One of the most overlooked things in your life, if you really think about it, is probably sleep. Living on a society that moves at a breakneck pace has its disadvantages, and one of them is that most people rarely get the recommended eight hours of sleep per night.
Fact is, research shows that both mental and physical health suffers when we aren’t laying prone for at least 7.5 hours every night. Of the nearly 320 million people in this country, estimates place the number of sleep-deprived persons at greater than 100 million.
What the Experts Say About Sleep
One of the major authorities on sleep research is the aptly-named National Sleep Foundation. Their research shows that the average amount of sleep that people within the primary age range receive every night is just 6.4 hours – which is nearly an hour less than the recommended. Almost certainly, the primary reasons for this are work and play: office work is often completed at home, and the explosion of web-enabled devices and games eats into the time reserved for sleep.

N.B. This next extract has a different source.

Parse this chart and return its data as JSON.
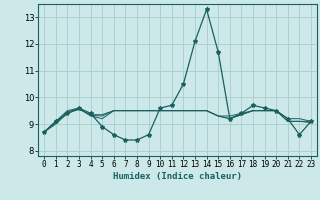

On the weekends, people sleep longer – but, at 7.7 hours on average, this still falls short of the liberal average of 8 hours (although it exceeds the more conservative recommended average of 7.5 hours). One of the major reasons that children (and adults) lose sleep is due to the presence of a television set in the bedroom; this can be responsible for up to 2 hours of sleep loss per night. Therefore, if you’re a parent, you may want to remove the tv set from the bedroom of your young children.

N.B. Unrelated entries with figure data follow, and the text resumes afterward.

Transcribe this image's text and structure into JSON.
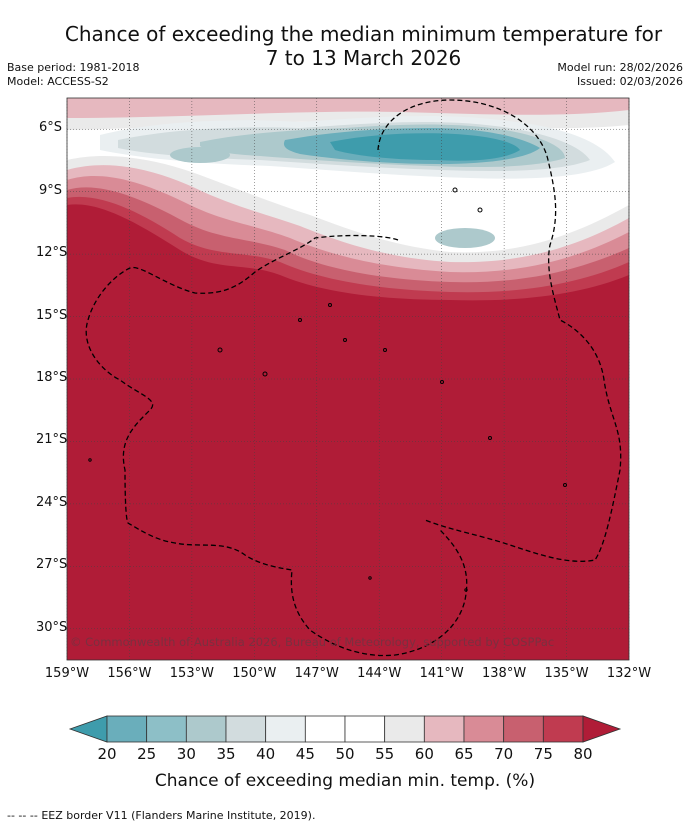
{
  "title_line1": "Chance of exceeding the median minimum temperature for",
  "title_line2": "7 to 13 March 2026",
  "base_period": "Base period: 1981-2018",
  "model": "Model: ACCESS-S2",
  "model_run": "Model run: 28/02/2026",
  "issued": "Issued: 02/03/2026",
  "map": {
    "lon_labels": [
      "159°W",
      "156°W",
      "153°W",
      "150°W",
      "147°W",
      "144°W",
      "141°W",
      "138°W",
      "135°W",
      "132°W"
    ],
    "lat_labels": [
      "6°S",
      "9°S",
      "12°S",
      "15°S",
      "18°S",
      "21°S",
      "24°S",
      "27°S",
      "30°S"
    ],
    "lon_range": [
      -159,
      -132
    ],
    "lat_range": [
      -31.5,
      -4.5
    ],
    "copyright": "© Commonwealth of Australia 2026, Bureau of Meteorology, supported by COSPPac"
  },
  "colorbar": {
    "ticks": [
      "20",
      "25",
      "30",
      "35",
      "40",
      "45",
      "50",
      "55",
      "60",
      "65",
      "70",
      "75",
      "80"
    ],
    "colors": [
      "#3e9cac",
      "#6aaebb",
      "#8dbfc7",
      "#adc9cc",
      "#d2dcde",
      "#eaeff1",
      "#ffffff",
      "#ffffff",
      "#eaeaea",
      "#e6b8bf",
      "#d98b96",
      "#c8606f",
      "#c03b50",
      "#b01c37"
    ],
    "title": "Chance of exceeding median min. temp. (%)"
  },
  "legend": {
    "line_symbol": "-- -- --",
    "text": "EEZ border V11 (Flanders Marine Institute, 2019)."
  }
}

The Costs of Not Getting Enough Sleep
Frankly; your body shuts down every day for a reason – sleep is an absolutely essential period of rejuvenation. Not getting enough sleep will have ramifications that far exceed fatigue; you will, eventually, notice an attenuation of your cognitive abilities. The longer you go without sleep or with too little sleep on consecutive days, the more pronounced the decline.
In fact, memory impairment and loss, as well as depression and even adverse changes in personality, have been tied to sleep deprivation. Quite a few car accidents are caused by sleep-deprived operators. You know the stories of the cross-country truck drive falling asleep at the wheel, and the catastrophes that have resulted. Even the average person will suffer subpar performance at work if you consistently get too-little sleep the night before.

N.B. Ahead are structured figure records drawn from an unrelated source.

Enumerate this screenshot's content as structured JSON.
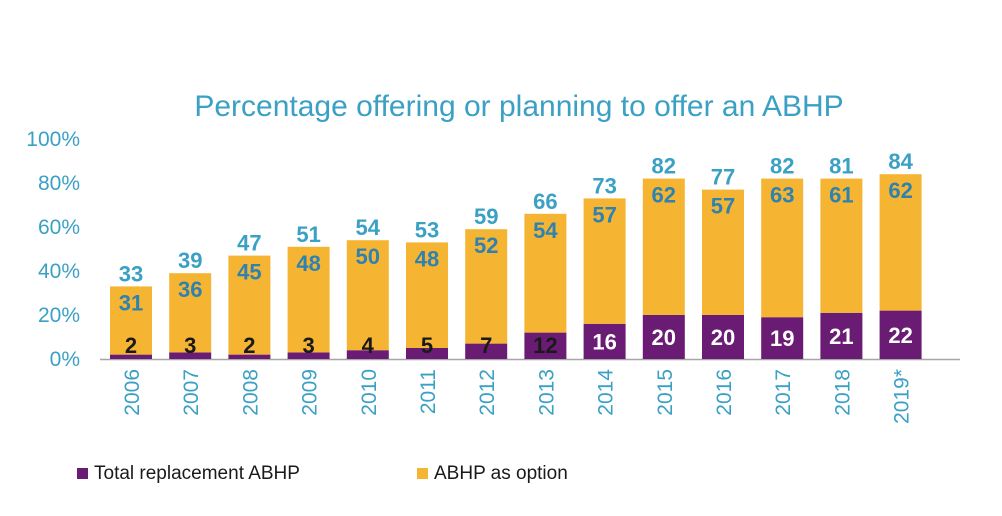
{
  "chart_data": {
    "type": "bar",
    "stacked": true,
    "title": "Percentage offering or planning to offer an ABHP",
    "categories": [
      "2006",
      "2007",
      "2008",
      "2009",
      "2010",
      "2011",
      "2012",
      "2013",
      "2014",
      "2015",
      "2016",
      "2017",
      "2018",
      "2019*"
    ],
    "series": [
      {
        "name": "Total replacement ABHP",
        "color": "#6a1b74",
        "values": [
          2,
          3,
          2,
          3,
          4,
          5,
          7,
          12,
          16,
          20,
          20,
          19,
          21,
          22
        ]
      },
      {
        "name": "ABHP as option",
        "color": "#f5b533",
        "values": [
          31,
          36,
          45,
          48,
          50,
          48,
          52,
          54,
          57,
          62,
          57,
          63,
          61,
          62
        ]
      }
    ],
    "totals": [
      33,
      39,
      47,
      51,
      54,
      53,
      59,
      66,
      73,
      82,
      77,
      82,
      81,
      84
    ],
    "ylim": [
      0,
      100
    ],
    "yticks": [
      "0%",
      "20%",
      "40%",
      "60%",
      "80%",
      "100%"
    ],
    "grid": false,
    "legend_position": "bottom-left",
    "colors": {
      "accent": "#3aa0c4",
      "title": "#3aa0c4"
    }
  }
}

Another little talked-about consequence of diminished sleep are physical health issues. Research has shown that ailments such as diabetes, obesity and heart disease can be linked to sleep loss; it may not cause the above – but it does contribute to them and especially exacerbate those with a genetic propensity towards developing these. More specifically, if you notice that you have trouble getting to sleep, or have trouble staying awake during the day, there’s a chance you may have a sleep disorder – there are nearly 100 of them medically documented.
How Do You Get Adequate Sleep?
There are several things you can do to put yourself in the best situation for getting to sleep on time, so that you can rest the fully 7.5 – 8 hours that are recommended per night. It begins, of course, with creating the proper environment; this includes making sure you have a good mattress on which to sleep. You’ll spend nearly 30% of you life lying down; a solid mattress is a great investment. The following are some tips to getting that elusive good night’s rest:
- Set your bedroom up to be conducive to a sleep environment. This means dark, with a minimum of the LED lights that are seemingly attendant with every device you buy these days. You may invest in earplugs and a blackout mask and/or curtains if need be.
- It’s important to go to bed with a clear mind; you may find that note lists such as Microsoft’s To-Do, Google’s Google Keep, or Evernote can help with compiling your list of things to do the next day, and then putting them out of your mind so you can get to the business of sleep. In fact, there are voice-recording apps that allow you to simply speak into your phone to record, and then put it away until morning.
- Routine, routine, routine. Few things are more important than establishing a consistent bedtime routine – take a warm shower if it helps, meditate, perhaps read a short chapter before allowing your mind to wind down. Relaxation sounds, such as ocean waves crashing, can work wonders.
- During the day, do not take naps! Sometimes, they are unavoidable, but you should try and restrict them to mid-afternoon at the latest, and not for more than 25 minutes or so. After 3 pm, you should perhaps work out to help wake you up – otherwise, a nap at this time could make sleep hard to come by in the late evening.
- As for exercise, avoid doing so within 4 hours of your bedtime. Diet matters, as well, which is why you shouldn’t smoke about 4 hours before bedtime, either. Really, you shouldn’t smoke at all – but let’s not get too preachy.
If you can put it all together, you will find that more and more restful nights for the fully recommended length of time, can go a long way during your work day and life.